You can quibble with the percentage, but, overall, she had a point. For more companies than not, marketing success is rarely about convincing a given individual, on a given day, to buy what it is you’re selling. Rather, it’s a question of being the company that the buyer finds, or thinks of first, when the relevant need occurs.
In 25+ years of running a marketing agency, I have rarely gained a client who wasn’t already thinking at some level about hiring an agency or seeking outside marketing assistance. I am not convincing people that they need to hire an agency. I just try my darndest to make sure that we’re the agency people contact when they’re ready to do so.
Now, partly that’s because people know that marketing agencies exist, and what agencies do, and thus recognize the need when they see it. You might be thinking: “Sure, but we’re marketing a technology solution that few people know exists, or even that they have the problem in the first place.” And yes, in those cases, educating the market is a critical first step in order to generate the need.
But even then, I would argue, marketing – and demand generation in particular – isn’t wholly about convincing the buyer that they have the need you can solve, and that they need to solve it today. Buying, after all, is a journey: awareness, consideration, selection, and so on.

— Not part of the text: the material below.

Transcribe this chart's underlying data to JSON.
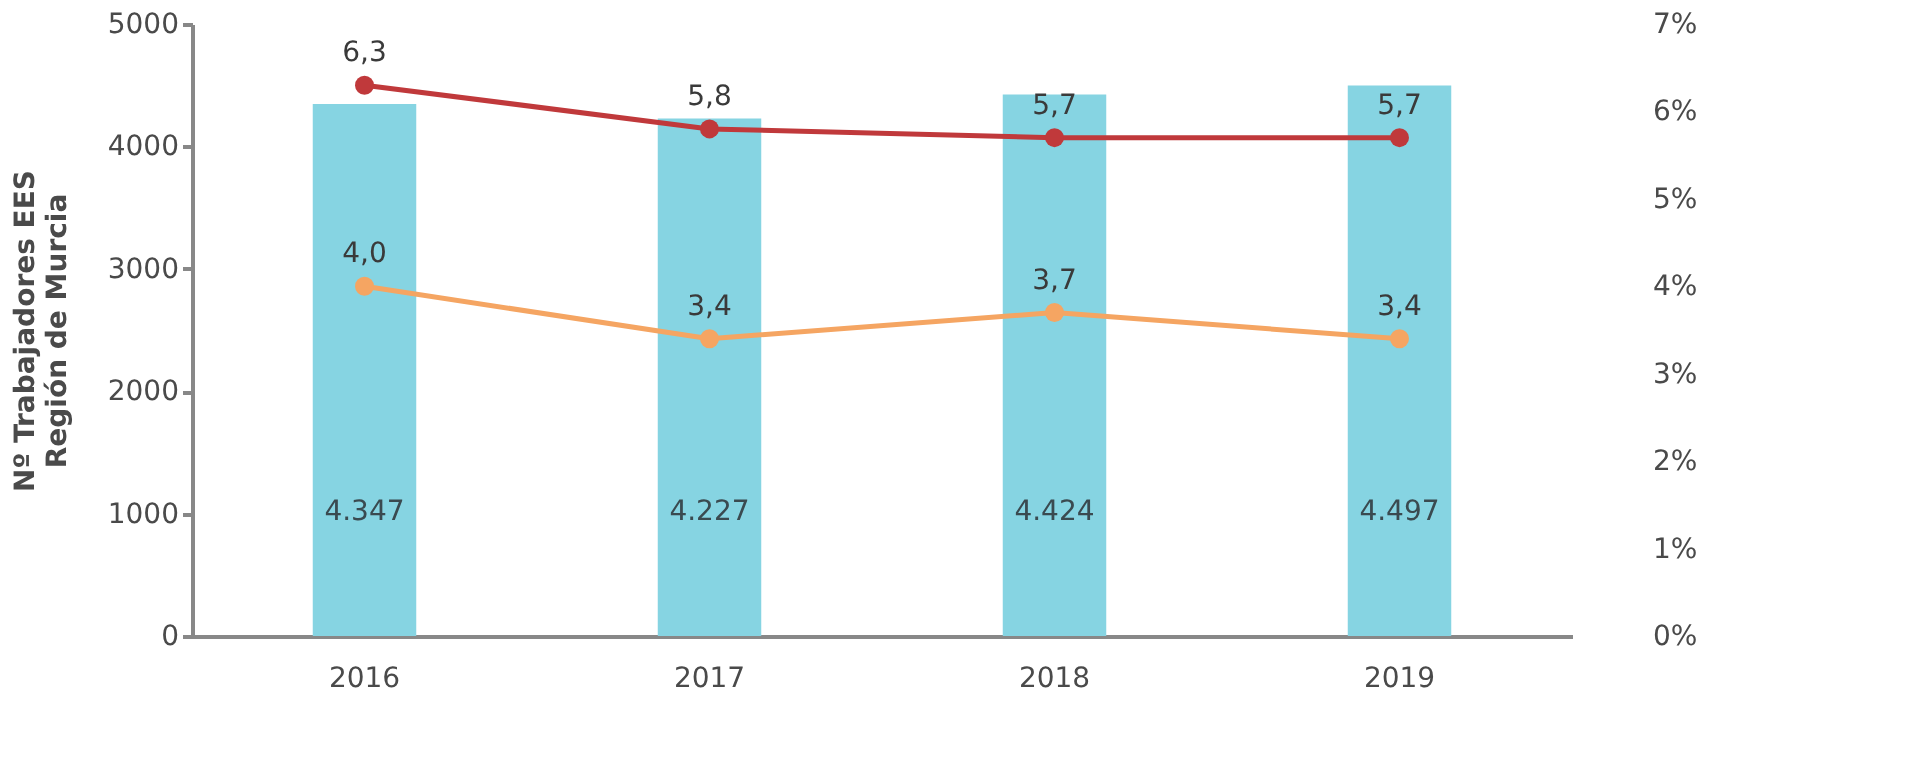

The buyer is the one who determines the pace and timing of that progression, with all its detours. You just need to put your company in a place, and at a time, that coincides with the buyer looking for a solution provider.

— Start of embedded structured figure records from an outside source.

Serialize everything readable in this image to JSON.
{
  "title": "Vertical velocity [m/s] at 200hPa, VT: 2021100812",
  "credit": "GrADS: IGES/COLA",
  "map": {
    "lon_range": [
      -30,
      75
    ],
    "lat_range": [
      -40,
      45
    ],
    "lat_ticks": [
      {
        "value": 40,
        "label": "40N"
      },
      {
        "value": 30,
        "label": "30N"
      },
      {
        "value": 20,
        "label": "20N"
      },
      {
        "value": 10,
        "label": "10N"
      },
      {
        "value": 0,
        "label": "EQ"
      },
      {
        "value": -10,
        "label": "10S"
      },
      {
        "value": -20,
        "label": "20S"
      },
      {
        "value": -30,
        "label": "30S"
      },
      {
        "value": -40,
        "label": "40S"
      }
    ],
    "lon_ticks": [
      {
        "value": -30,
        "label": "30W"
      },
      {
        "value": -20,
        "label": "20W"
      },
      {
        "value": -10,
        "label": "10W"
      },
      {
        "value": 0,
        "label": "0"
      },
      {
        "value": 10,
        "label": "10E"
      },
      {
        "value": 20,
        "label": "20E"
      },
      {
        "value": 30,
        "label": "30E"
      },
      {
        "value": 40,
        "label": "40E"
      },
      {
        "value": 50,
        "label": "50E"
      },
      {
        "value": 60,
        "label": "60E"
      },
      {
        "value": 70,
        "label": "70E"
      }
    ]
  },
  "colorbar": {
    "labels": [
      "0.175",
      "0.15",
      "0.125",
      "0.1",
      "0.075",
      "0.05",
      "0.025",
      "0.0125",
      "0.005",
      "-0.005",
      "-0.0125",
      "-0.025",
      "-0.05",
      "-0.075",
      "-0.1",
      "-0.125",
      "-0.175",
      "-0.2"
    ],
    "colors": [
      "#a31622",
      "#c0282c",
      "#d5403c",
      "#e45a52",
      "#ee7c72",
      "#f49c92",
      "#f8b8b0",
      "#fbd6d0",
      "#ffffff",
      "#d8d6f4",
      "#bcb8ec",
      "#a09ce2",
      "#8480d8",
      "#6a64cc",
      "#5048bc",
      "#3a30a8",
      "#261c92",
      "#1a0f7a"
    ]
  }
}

It can be tempting, as marketers working in a world of intent data and ABM and AI, to buy into the hype that any short cuts are possible, that sales cycles are made to be compressed, and that sales-ready leads can be created on demand. Yes, marketing is more efficient and data-driven than ever, but, even then, for most companies, it’s still fundamentally a game of building and maintaining relationships, awareness, and credibility. And being the company that buyers contact when they have a need, whenever that might be.

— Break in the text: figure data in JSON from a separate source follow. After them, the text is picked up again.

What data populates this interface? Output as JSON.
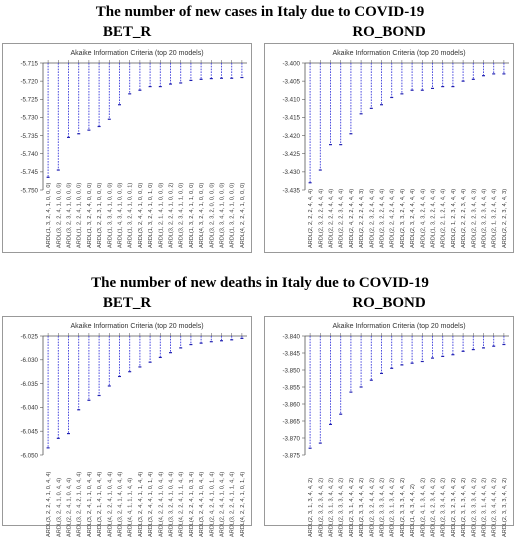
{
  "titles": {
    "cases": "The number of new cases in Italy due to COVID-19",
    "deaths": "The number of new deaths in Italy due to COVID-19"
  },
  "colors": {
    "stem": "#3b3bdc",
    "marker": "#1f1fb0",
    "axis": "#555555",
    "text": "#333333"
  },
  "chart_data": [
    {
      "type": "line",
      "label": "BET_R",
      "title": "Akaike Information Criteria (top 20 models)",
      "ylim": [
        -5.75,
        -5.715
      ],
      "yticks": [
        -5.715,
        -5.72,
        -5.725,
        -5.73,
        -5.735,
        -5.74,
        -5.745,
        -5.75
      ],
      "ytick_labels": [
        "-5.715",
        "-5.720",
        "-5.725",
        "-5.730",
        "-5.735",
        "-5.740",
        "-5.745",
        "-5.750"
      ],
      "categories": [
        "ARDL(1, 3, 2, 4, 1, 0, 0, 0)",
        "ARDL(3, 2, 2, 4, 1, 0, 0, 0)",
        "ARDL(3, 2, 3, 4, 1, 0, 0, 0)",
        "ARDL(1, 2, 2, 4, 1, 0, 0, 0)",
        "ARDL(1, 3, 2, 4, 4, 0, 0, 0)",
        "ARDL(3, 2, 2, 3, 1, 0, 0, 0)",
        "ARDL(1, 3, 3, 4, 1, 0, 0, 0)",
        "ARDL(1, 4, 3, 4, 1, 0, 0, 0)",
        "ARDL(1, 3, 2, 4, 1, 0, 0, 1)",
        "ARDL(3, 2, 4, 4, 1, 0, 0, 0)",
        "ARDL(1, 3, 2, 4, 1, 0, 1, 0)",
        "ARDL(1, 2, 1, 4, 1, 0, 0, 0)",
        "ARDL(3, 2, 2, 4, 1, 0, 0, 2)",
        "ARDL(3, 2, 3, 4, 1, 1, 0, 0)",
        "ARDL(1, 3, 2, 4, 1, 1, 0, 0)",
        "ARDL(4, 3, 2, 4, 1, 0, 0, 0)",
        "ARDL(3, 2, 3, 2, 0, 0, 0, 0)",
        "ARDL(3, 3, 4, 4, 1, 0, 0, 0)",
        "ARDL(1, 3, 2, 4, 1, 0, 0, 0)",
        "ARDL(4, 2, 2, 4, 1, 0, 0, 0)"
      ],
      "values": [
        -5.7465,
        -5.7445,
        -5.7355,
        -5.7345,
        -5.7335,
        -5.7325,
        -5.7305,
        -5.7265,
        -5.7235,
        -5.7225,
        -5.7215,
        -5.7215,
        -5.7208,
        -5.7205,
        -5.7198,
        -5.7195,
        -5.7193,
        -5.7192,
        -5.7192,
        -5.719
      ]
    },
    {
      "type": "line",
      "label": "RO_BOND",
      "title": "Akaike Information Criteria (top 20 models)",
      "ylim": [
        -3.435,
        -3.4
      ],
      "yticks": [
        -3.4,
        -3.405,
        -3.41,
        -3.415,
        -3.42,
        -3.425,
        -3.43,
        -3.435
      ],
      "ytick_labels": [
        "-3.400",
        "-3.405",
        "-3.410",
        "-3.415",
        "-3.420",
        "-3.425",
        "-3.430",
        "-3.435"
      ],
      "categories": [
        "ARDL(2, 2, 2, 2, 4, 4, 4)",
        "ARDL(2, 3, 2, 2, 4, 4, 4)",
        "ARDL(2, 2, 2, 4, 4, 4, 4)",
        "ARDL(2, 2, 2, 3, 4, 4, 4)",
        "ARDL(2, 4, 2, 2, 4, 4, 4)",
        "ARDL(2, 2, 2, 2, 4, 4, 3)",
        "ARDL(2, 2, 3, 2, 4, 4, 4)",
        "ARDL(2, 3, 2, 2, 4, 4, 4)",
        "ARDL(2, 2, 4, 2, 4, 4, 4)",
        "ARDL(2, 3, 3, 2, 4, 4, 4)",
        "ARDL(2, 3, 2, 4, 4, 4, 4)",
        "ARDL(2, 4, 3, 2, 4, 4, 4)",
        "ARDL(1, 3, 2, 2, 4, 4, 4)",
        "ARDL(2, 2, 1, 2, 4, 4, 4)",
        "ARDL(2, 1, 2, 3, 4, 4, 4)",
        "ARDL(2, 2, 2, 2, 3, 4, 4)",
        "ARDL(2, 2, 2, 3, 4, 4, 3)",
        "ARDL(2, 3, 2, 3, 4, 4, 4)",
        "ARDL(2, 1, 3, 2, 4, 4, 4)",
        "ARDL(2, 2, 2, 3, 4, 4, 3)"
      ],
      "values": [
        -3.433,
        -3.4295,
        -3.4225,
        -3.4225,
        -3.4195,
        -3.414,
        -3.4125,
        -3.4115,
        -3.4095,
        -3.4085,
        -3.4075,
        -3.4075,
        -3.407,
        -3.4065,
        -3.4065,
        -3.405,
        -3.4045,
        -3.4035,
        -3.403,
        -3.403
      ]
    },
    {
      "type": "line",
      "label": "BET_R",
      "title": "Akaike Information Criteria (top 20 models)",
      "ylim": [
        -6.05,
        -6.025
      ],
      "yticks": [
        -6.025,
        -6.03,
        -6.035,
        -6.04,
        -6.045,
        -6.05
      ],
      "ytick_labels": [
        "-6.025",
        "-6.030",
        "-6.035",
        "-6.040",
        "-6.045",
        "-6.050"
      ],
      "categories": [
        "ARDL(3, 2, 2, 4, 1, 0, 4, 4)",
        "ARDL(3, 2, 4, 1, 0, 4, 4)",
        "ARDL(2, 2, 4, 1, 0, 4, 4)",
        "ARDL(3, 2, 4, 2, 1, 0, 4, 4)",
        "ARDL(3, 2, 4, 1, 1, 0, 4, 4)",
        "ARDL(3, 2, 1, 4, 1, 0, 4, 4)",
        "ARDL(4, 2, 2, 4, 1, 0, 4, 4)",
        "ARDL(3, 2, 4, 1, 4, 0, 4, 4)",
        "ARDL(4, 4, 1, 1, 1, 4, 4)",
        "ARDL(3, 2, 4, 4, 1, 1, 4, 4)",
        "ARDL(3, 2, 4, 4, 1, 0, 1, 4)",
        "ARDL(4, 2, 2, 4, 1, 0, 4, 4)",
        "ARDL(3, 3, 2, 4, 1, 0, 4, 4)",
        "ARDL(4, 2, 2, 4, 1, 1, 4, 4)",
        "ARDL(4, 2, 2, 4, 1, 0, 3, 4)",
        "ARDL(3, 2, 4, 4, 1, 0, 4, 4)",
        "ARDL(2, 4, 2, 4, 1, 0, 1, 4)",
        "ARDL(2, 2, 4, 4, 1, 0, 4, 4)",
        "ARDL(3, 2, 2, 4, 1, 1, 4, 4)",
        "ARDL(4, 2, 2, 4, 1, 0, 1, 4)"
      ],
      "values": [
        -6.0485,
        -6.0465,
        -6.0455,
        -6.0405,
        -6.0385,
        -6.0375,
        -6.0355,
        -6.0335,
        -6.0325,
        -6.0315,
        -6.0305,
        -6.0295,
        -6.0285,
        -6.0275,
        -6.0268,
        -6.0265,
        -6.0262,
        -6.026,
        -6.0258,
        -6.0255
      ]
    },
    {
      "type": "line",
      "label": "RO_BOND",
      "title": "Akaike Information Criteria (top 20 models)",
      "ylim": [
        -3.875,
        -3.84
      ],
      "yticks": [
        -3.84,
        -3.845,
        -3.85,
        -3.855,
        -3.86,
        -3.865,
        -3.87,
        -3.875
      ],
      "ytick_labels": [
        "-3.840",
        "-3.845",
        "-3.850",
        "-3.855",
        "-3.860",
        "-3.865",
        "-3.870",
        "-3.875"
      ],
      "categories": [
        "ARDL(2, 3, 1, 3, 4, 4, 2)",
        "ARDL(2, 3, 2, 3, 4, 4, 2)",
        "ARDL(2, 3, 1, 3, 4, 4, 2)",
        "ARDL(2, 3, 3, 3, 4, 4, 2)",
        "ARDL(2, 3, 1, 4, 4, 4, 2)",
        "ARDL(2, 3, 3, 4, 4, 4, 2)",
        "ARDL(2, 3, 2, 4, 4, 4, 2)",
        "ARDL(2, 3, 3, 3, 4, 4, 2)",
        "ARDL(2, 3, 1, 3, 4, 4, 2)",
        "ARDL(2, 3, 3, 3, 4, 4, 2)",
        "ARDL(1, 4, 3, 4, 4, 2)",
        "ARDL(2, 4, 1, 3, 4, 4, 2)",
        "ARDL(2, 4, 2, 3, 4, 4, 2)",
        "ARDL(2, 3, 3, 4, 4, 4, 2)",
        "ARDL(2, 3, 2, 3, 4, 4, 2)",
        "ARDL(2, 3, 1, 3, 4, 4, 2)",
        "ARDL(2, 3, 3, 3, 4, 4, 2)",
        "ARDL(2, 3, 1, 4, 4, 4, 2)",
        "ARDL(2, 3, 4, 4, 4, 4, 2)",
        "ARDL(2, 3, 3, 3, 4, 4, 2)"
      ],
      "values": [
        -3.873,
        -3.8715,
        -3.866,
        -3.863,
        -3.8565,
        -3.855,
        -3.853,
        -3.851,
        -3.8495,
        -3.8485,
        -3.848,
        -3.8475,
        -3.8465,
        -3.846,
        -3.8455,
        -3.8445,
        -3.844,
        -3.8435,
        -3.843,
        -3.8425
      ]
    }
  ]
}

What does that translate to, tactically speaking? A few suggestions:
* Reaching and engaging with prospective customers at every stage of the buying journey
* Creating content that appeals to those different stages (and not just active buyers)
* Building trust and credibility through ongoing thought leadership
* Constantly reminding prospects and customers alike of what you do and when to call
* Running “always on” campaigns (social media, SEM, display) that make your company findable
More often than we marketers care to admit, successful marketing is an accident of timing. Buyers decide when they have the need and when they’re ready to act. You just need to be there when they need it.